The Financial Conduct Authority (FCA) has uncovered investment providers are making significant calculation errors when pulling together transaction costs for key information documents.
In a 23-page paper published by the FCA today (26 July), the regulator revealed details around the issues it has already uncovered with investment providers having to make sense of Mifid II and Packaged Retail and Insurance-based Investment Products (Priips) regulation.
In the paper, titled Call for Input: Priips Regulation – initial experiences with the new requirements, the regulator stated it had reviewed funds which are disclosing transaction costs under Mifid II in key information documents (Kids).
The requirements under Mifid II are less prescriptive than under Priips in relation to the methodology for calculating these costs and the regulator found most funds are reporting small positive transaction costs.
About 5 per cent of funds reported zero transaction costs and a small number of funds reported negative transaction costs of less than minus 0.1 per cent.
The regulator stated while negative transaction costs are not necessarily inaccurate, when it reviewed example portfolios it "found significant calculation errors".
When these were corrected by the watchdog, the FCA found overall portfolio transaction costs for these portfolios were positive.
That means, the FCA found some firms are failing to properly disclose costs to investors as required under the Priips legislation.
The FCA stated it would get firms to address these errors but used the paper published today (26 July) to ask investment providers to reveal their concerns with the calculation methodology.
The regulator stated subject to the feedback it gets, and if appropriate, it will consider running workshops to support firms with their compliance activities in relation to these requirements.

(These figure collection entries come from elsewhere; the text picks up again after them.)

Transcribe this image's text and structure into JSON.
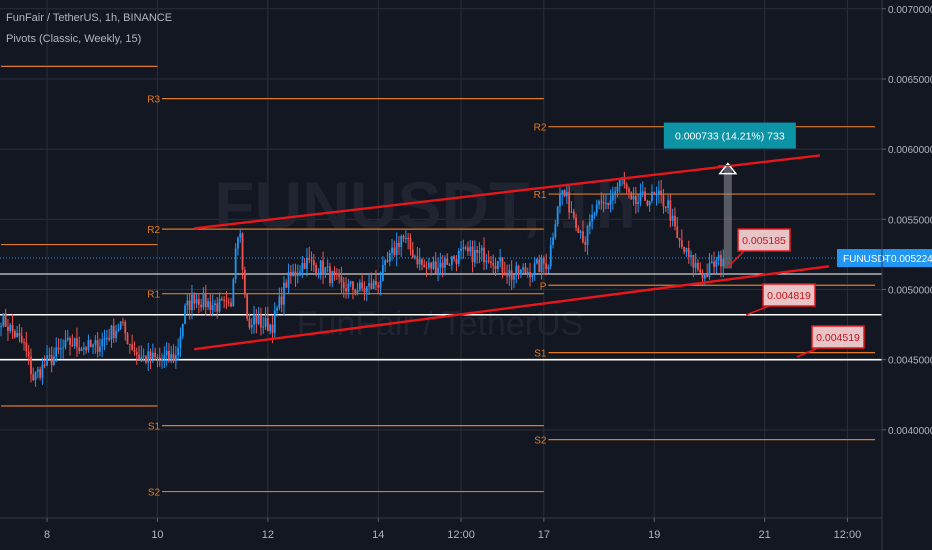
{
  "header": {
    "title": "FunFair / TetherUS, 1h, BINANCE",
    "indicator": "Pivots (Classic, Weekly, 15)"
  },
  "watermark": {
    "symbol": "FUNUSDT, 1h",
    "name": "FunFair / TetherUS"
  },
  "colors": {
    "background": "#131722",
    "grid": "#2a2e39",
    "candle_up": "#2196f3",
    "candle_down": "#ef5350",
    "pivot": "#e07a25",
    "channel": "#e8161b",
    "support": "#ffffff",
    "price_line": "#2196f3",
    "axis_text": "#b2b5be",
    "measure_label": "#0c94a6",
    "measure_arrow": "#8f9198"
  },
  "chart_data": {
    "type": "candlestick",
    "symbol": "FUNUSDT",
    "interval": "1h",
    "exchange": "BINANCE",
    "y_axis": {
      "min": 0.0035,
      "max": 0.00702,
      "ticks": [
        0.007,
        0.0065,
        0.006,
        0.0055,
        0.005,
        0.0045,
        0.004
      ],
      "tick_labels": [
        "0.0070000",
        "0.0065000",
        "0.0060000",
        "0.0055000",
        "0.0050000",
        "0.0045000",
        "0.0040000"
      ]
    },
    "x_axis": {
      "tick_labels": [
        "8",
        "10",
        "12",
        "14",
        "12:00",
        "17",
        "19",
        "21",
        "12:00"
      ],
      "tick_index": [
        20,
        68,
        116,
        164,
        200,
        236,
        284,
        332,
        368
      ]
    },
    "last_price": {
      "label": "FUNUSDT",
      "value": "0.005224",
      "price": 0.005224
    },
    "pivots": [
      {
        "label": "R3",
        "price": 0.00636,
        "start": 70,
        "end": 236
      },
      {
        "label": "R2",
        "price": 0.00543,
        "start": 70,
        "end": 236
      },
      {
        "label": "R1",
        "price": 0.00497,
        "start": 70,
        "end": 236
      },
      {
        "label": "S1",
        "price": 0.00403,
        "start": 70,
        "end": 236
      },
      {
        "label": "S2",
        "price": 0.00356,
        "start": 70,
        "end": 236
      },
      {
        "label": "R2",
        "price": 0.00616,
        "start": 238,
        "end": 380
      },
      {
        "label": "R1",
        "price": 0.00568,
        "start": 238,
        "end": 380
      },
      {
        "label": "P",
        "price": 0.00503,
        "start": 238,
        "end": 380
      },
      {
        "label": "S1",
        "price": 0.00455,
        "start": 238,
        "end": 380
      },
      {
        "label": "S2",
        "price": 0.00393,
        "start": 238,
        "end": 380
      }
    ],
    "prev_pivots": [
      {
        "price": 0.00659,
        "start": 0,
        "end": 68
      },
      {
        "price": 0.00532,
        "start": 0,
        "end": 68
      },
      {
        "price": 0.00417,
        "start": 0,
        "end": 68
      }
    ],
    "support_lines": [
      0.00482,
      0.0045,
      0.00511
    ],
    "channel": {
      "upper": [
        [
          84,
          0.005435
        ],
        [
          356,
          0.005955
        ]
      ],
      "lower": [
        [
          84,
          0.004575
        ],
        [
          360,
          0.005165
        ]
      ]
    },
    "measure": {
      "text": "0.000733 (14.21%) 733",
      "from": [
        316,
        0.00515
      ],
      "to": [
        316,
        0.005883
      ]
    },
    "annotations": [
      {
        "text": "0.005185",
        "price": 0.005185,
        "anchor": [
          316,
          0.00516
        ]
      },
      {
        "text": "0.004819",
        "price": 0.004819,
        "anchor": [
          324,
          0.004819
        ]
      },
      {
        "text": "0.004519",
        "price": 0.004519,
        "anchor": [
          346,
          0.004519
        ]
      }
    ],
    "path": [
      [
        0,
        0.0048
      ],
      [
        10,
        0.0046
      ],
      [
        14,
        0.00437
      ],
      [
        20,
        0.00448
      ],
      [
        30,
        0.00462
      ],
      [
        40,
        0.00458
      ],
      [
        52,
        0.00475
      ],
      [
        56,
        0.00462
      ],
      [
        60,
        0.00452
      ],
      [
        68,
        0.0045
      ],
      [
        76,
        0.00452
      ],
      [
        80,
        0.00485
      ],
      [
        84,
        0.00495
      ],
      [
        90,
        0.0049
      ],
      [
        96,
        0.00488
      ],
      [
        100,
        0.00485
      ],
      [
        102,
        0.00535
      ],
      [
        104,
        0.00545
      ],
      [
        106,
        0.00495
      ],
      [
        108,
        0.0047
      ],
      [
        110,
        0.0048
      ],
      [
        114,
        0.00475
      ],
      [
        118,
        0.00475
      ],
      [
        124,
        0.00505
      ],
      [
        132,
        0.0052
      ],
      [
        140,
        0.00515
      ],
      [
        148,
        0.00502
      ],
      [
        158,
        0.005
      ],
      [
        164,
        0.00505
      ],
      [
        174,
        0.00538
      ],
      [
        184,
        0.00515
      ],
      [
        194,
        0.0052
      ],
      [
        200,
        0.00525
      ],
      [
        212,
        0.00525
      ],
      [
        222,
        0.0051
      ],
      [
        232,
        0.00515
      ],
      [
        238,
        0.0052
      ],
      [
        242,
        0.00562
      ],
      [
        244,
        0.0057
      ],
      [
        250,
        0.0055
      ],
      [
        254,
        0.00535
      ],
      [
        258,
        0.00555
      ],
      [
        264,
        0.00562
      ],
      [
        270,
        0.00578
      ],
      [
        274,
        0.0056
      ],
      [
        280,
        0.00565
      ],
      [
        286,
        0.00565
      ],
      [
        290,
        0.0056
      ],
      [
        294,
        0.00535
      ],
      [
        300,
        0.0052
      ],
      [
        306,
        0.0051
      ],
      [
        310,
        0.00518
      ],
      [
        314,
        0.00522
      ]
    ]
  }
}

However where the FCA spots non-compliance with the requirements, the regulator stated it will consider appropriate supervisory and enforcement action.
Francis Klonowski, who runs financial advice firm Klonowski & Co in Leeds, said: "The reality is most advisers and clients don’t look at Kid documents.
"I recommend investment trusts to my clients, but I also have a number of clients who knew about investment trusts before they ever met me, and they don’t look at them either. One client in particular reads extensively, but he doesn’t read the Kid document, he just wants to have trust that I do the job."
The regulator also revealed it had received industry reports suggesting there was uncertainty over whether products, such as UK real estate investment trusts and certain foreign exchange contracts, are in or out of the scope of Priips.
The FCA asked to know more about these scope issues from providers, distributors and investors, to assess their nature, extent, and possible impacts on the behaviour in the markets.
Investment providers are also asked by the FCA whether the methodology prescribed for describing performance could be misleading investors.
Today’s call for feedback on how Priips rules are working in practice comes after Simon Fraser, who chairs two investment trusts, including the £4.2bn Foreign and Colonial investment trust described Kids as creating a "future mis-selling scandal".